6) Cost – people feel board games are too expensive. This statement is a matter of perspective. Some people don’t have enough money to put food on the table, some people don’t have just enough for the newest iPhone. Yes, board games can be expensive – just look at some Kickstarter campaigns. Then again, so does every hobby, but it doesn’t have to be. For instance, you don’t have to buy the absolute premium edition of a game to play it or invest in every single expansion as soon as it comes out. Slow and steady does it. Pouring large sums of money at once into a hobby is never a good idea. Plus, not every game out there is expensive. Some are quite affordable and accessible.
7) Association with negative stereotypes – we’ve all been there. At some point of our lives, we’ve all been called “geeks”, “nerds”, etc. People don’t like being called names or being associated with something negative.

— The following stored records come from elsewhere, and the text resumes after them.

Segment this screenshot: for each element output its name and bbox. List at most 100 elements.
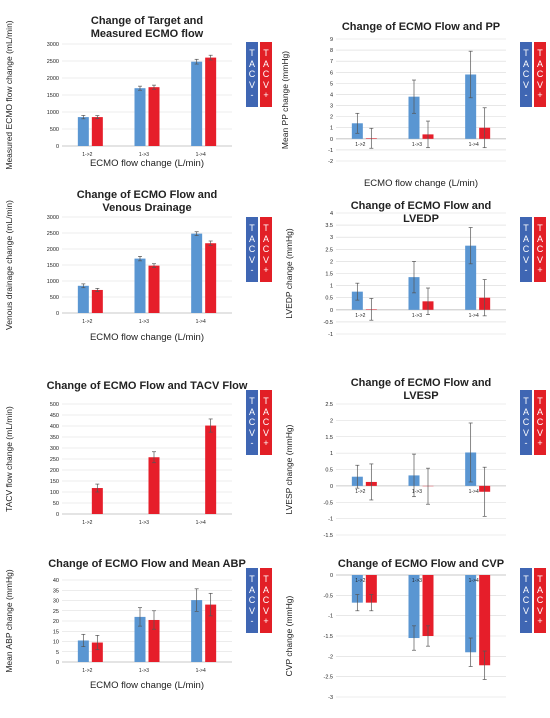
legend-letter: - — [524, 438, 528, 449]
bar-tacv-minus — [77, 285, 89, 313]
y-tick-label: 200 — [50, 468, 59, 474]
bar-tacv-minus — [408, 96, 420, 139]
legend-letter: C — [248, 244, 256, 255]
category-label: 1->2 — [355, 489, 365, 495]
bar-tacv-minus — [77, 117, 89, 146]
legend-letter: C — [262, 244, 270, 255]
y-tick-label: -1.5 — [324, 533, 333, 539]
legend-letter: - — [524, 90, 528, 101]
legend-letter: T — [537, 574, 543, 585]
x-axis-title: ECMO flow change (L/min) — [90, 332, 204, 343]
bar-tacv-minus — [465, 74, 477, 139]
chart-title-line: Venous Drainage — [102, 202, 191, 214]
y-tick-label: 3000 — [47, 42, 59, 48]
bar-tacv-plus — [422, 575, 434, 636]
legend-letter: T — [263, 223, 269, 234]
y-tick-label: 2000 — [47, 76, 59, 82]
y-tick-label: -1 — [328, 614, 333, 620]
chart-title-line: Change of ECMO Flow and — [351, 377, 492, 389]
legend-letter: A — [262, 584, 269, 595]
bar-tacv-minus — [191, 233, 203, 313]
legend-letter: V — [522, 427, 529, 438]
x-axis-title: ECMO flow change (L/min) — [90, 158, 204, 169]
legend-letter: V — [262, 427, 269, 438]
y-tick-label: 0 — [56, 311, 59, 317]
bar-tacv-minus — [134, 88, 146, 146]
y-tick-label: 1.5 — [325, 435, 333, 441]
y-tick-label: 8 — [330, 48, 333, 54]
y-tick-label: -1.5 — [324, 634, 333, 640]
y-tick-label: 6 — [330, 70, 333, 76]
y-tick-label: -1 — [328, 332, 333, 338]
legend-letter: V — [248, 254, 255, 265]
y-axis-title: LVESP change (mmHg) — [284, 424, 294, 514]
legend-letter: T — [249, 223, 255, 234]
category-label: 1->2 — [355, 578, 365, 584]
legend-letter: A — [262, 406, 269, 417]
y-axis-title: CVP change (mmHg) — [284, 596, 294, 677]
legend-letter: - — [250, 90, 254, 101]
bar-tacv-minus — [191, 61, 203, 146]
category-label: 1->3 — [139, 668, 149, 674]
legend-letter: C — [522, 417, 530, 428]
category-label: 1->3 — [412, 578, 422, 584]
legend-letter: C — [248, 417, 256, 428]
y-tick-label: 0 — [330, 573, 333, 579]
y-tick-label: 1.5 — [325, 272, 333, 278]
y-tick-label: 2.5 — [325, 402, 333, 408]
y-tick-label: -2 — [328, 654, 333, 660]
legend-letter: V — [262, 79, 269, 90]
legend-letter: + — [537, 90, 543, 101]
y-tick-label: 2500 — [47, 59, 59, 65]
y-tick-label: 0 — [330, 484, 333, 490]
y-tick-label: 350 — [50, 435, 59, 441]
legend-letter: C — [536, 417, 544, 428]
legend-letter: + — [263, 90, 269, 101]
bar-tacv-plus — [205, 57, 217, 146]
bar-tacv-minus — [351, 291, 363, 310]
category-label: 1->4 — [469, 142, 479, 148]
category-label: 1->2 — [82, 668, 92, 674]
bar-tacv-plus — [148, 265, 160, 313]
legend-letter: V — [248, 427, 255, 438]
y-tick-label: 35 — [53, 588, 59, 594]
legend-letter: C — [536, 595, 544, 606]
legend-letter: T — [523, 48, 529, 59]
y-tick-label: 40 — [53, 578, 59, 584]
category-label: 1->3 — [139, 152, 149, 158]
legend-letter: C — [522, 595, 530, 606]
y-tick-label: 3.5 — [325, 223, 333, 229]
bar-tacv-plus — [205, 604, 217, 662]
y-tick-label: 9 — [330, 37, 333, 43]
legend-letter: C — [536, 69, 544, 80]
legend-tacv-plus: T A C V + — [260, 390, 272, 455]
chart-title-line: Change of ECMO Flow and TACV Flow — [47, 380, 248, 392]
category-label: 1->2 — [82, 520, 92, 526]
legend-tacv-plus: T A C V + — [260, 568, 272, 633]
legend-letter: A — [248, 406, 255, 417]
legend-letter: + — [263, 438, 269, 449]
legend-letter: V — [522, 254, 529, 265]
chart-title-line: Change of Target and — [91, 15, 203, 27]
legend-tacv-plus: T A C V + — [534, 42, 546, 107]
category-label: 1->4 — [469, 578, 479, 584]
legend-letter: A — [262, 233, 269, 244]
category-label: 1->2 — [82, 319, 92, 325]
bar-tacv-plus — [148, 87, 160, 146]
y-tick-label: -0.5 — [324, 320, 333, 326]
legend-letter: + — [537, 616, 543, 627]
legend-letter: C — [262, 69, 270, 80]
y-tick-label: 300 — [50, 446, 59, 452]
chart-abp: Change of ECMO Flow and Mean ABP 0 5 10 15 20… — [4, 558, 246, 691]
legend-letter: A — [262, 58, 269, 69]
bar-tacv-minus — [191, 600, 203, 662]
y-tick-label: 4 — [330, 92, 333, 98]
chart-title-line: LVESP — [403, 390, 438, 402]
y-tick-label: 500 — [50, 295, 59, 301]
category-label: 1->4 — [196, 319, 206, 325]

It brings shame, frustration, and dissatisfaction, among other things. That’s just never OK. However, people need to realize that this goes for every community. Anime lovers are called “weebs”, and most recently the term “gamer” is being used as a derogatory term. There will always be people who don’t understand you or your hobbies. Should you care? Absolutely not. Remember you join a community for a reason, and as long as it makes you happy – that’s all it matters.
Some Words of Encouragement
Overall, people need to realize that when they overthink a situation, like whether or not a hobby is socially acceptable, what names will they be called – they will never relax and have a fun time. We live in a world where opinions are easily voiced and shared online. Some of these can be toxic. Avoid this toxicity Furthermore, as Nick Bentley himself has stated – if you happen to be an over-investor, stop playing with over-investors. This is a recipe for disaster, as you will feed off of each other until the end of time – trust me, it ruins friendships. Consider playing cooperative games, something less competitive and more team-focused. After all, we’re all a team, we all love board games. We at The Meeples Herald will see you in the next one!